How to Clean a Fresh Salmon
(Originally published October 10, 2012)
A couple of weeks ago I had an iconic Pacific Northwest food experience. It began with a salmon.
It was the last day of reefnet fishing, a special method of salmon fishing which has been practiced in Legoe Bay off Lummi Island for many years. Reefnetters keep the fish they catch in live holds until the last possible moment. Besides keeping the fish alive it also greatly reduces stress and bruising from rough net handling. When you buy fish directly from the fishermen on the beach at the end of the fishing day, you get the freshest possible fish in the most perfect possible condition. The fish will be whole–head, guts, and all. I bought a chum salmon from Rush Rock Reefnet.
Dressing the fish isn’t hard, but it does take care and a razor sharp knife. It also helps, when cutting through the bones, if there’s a serrated edge available. A flexible blade allows you to cut smoothly along the backbone, resulting in less wasted meat.
I work slowly and start by removing all the fins. Next I cut off the tail, and then the head just behind the gills. If the salmon has a large head, you may want to use a C-shaped cut to save meat. My chum had a small head, so I used a straight cut.
At this point, I discovered the fish was full of roe. Bonanza!
Next, with the fish on its side, I start cutting a shallow cut along the back of the fish, just deep enough to get through the tough outer skin.
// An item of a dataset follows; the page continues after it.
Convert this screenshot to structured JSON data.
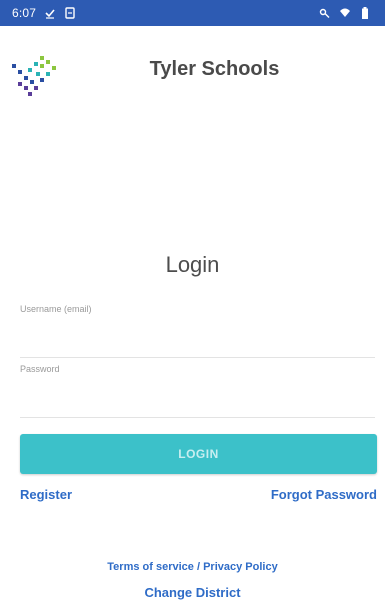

This is where a sharp knife is a necessity. Once you get through the skin, the rest of the meat cuts easily.
After the skin is split along the back, I return to the head end and make slow, careful cuts toward the spine, which is about three inches in from the back skin. The goal is to cut along one side of the spine until you get through to the body cavity (where the guts are). Then turn the fish over and do the same thing on the other side of the spine. If you do all this carefully, you will end up with two long fillets attached by a flap of belly skin–essentially you’ve butterflied the fish. The roe sacs will be free to lift out, and the guts should slide off in a bunch, though you may need to cut the belly skin around the anus to free the intestines. Again, take care not to pierce the organs, if possible.
You can leave the “butterfly” fillet in one piece, but I make a cut on each side to remove the fatty lower belly meat and the belly skin. You’ll see where that is on the inside because the meat texture visibly changes. Any heavy metals the fish have been exposed to (such as mercury) tend to concentrate in that belly fat, so I discard it.
Voila! Two beautiful skin-on fillets! From an 8 lb. whole chum, I ended up with 2 cups of roe (caviar) and 6 1/4 lbs. of fillets.
I’d read you could smoke salmon in a charcoal barbecue grill using a hot smoking technique, so I decided to try it. Chums make good fish for hot smoking because they are a fattier salmon and so stay moister during smoking.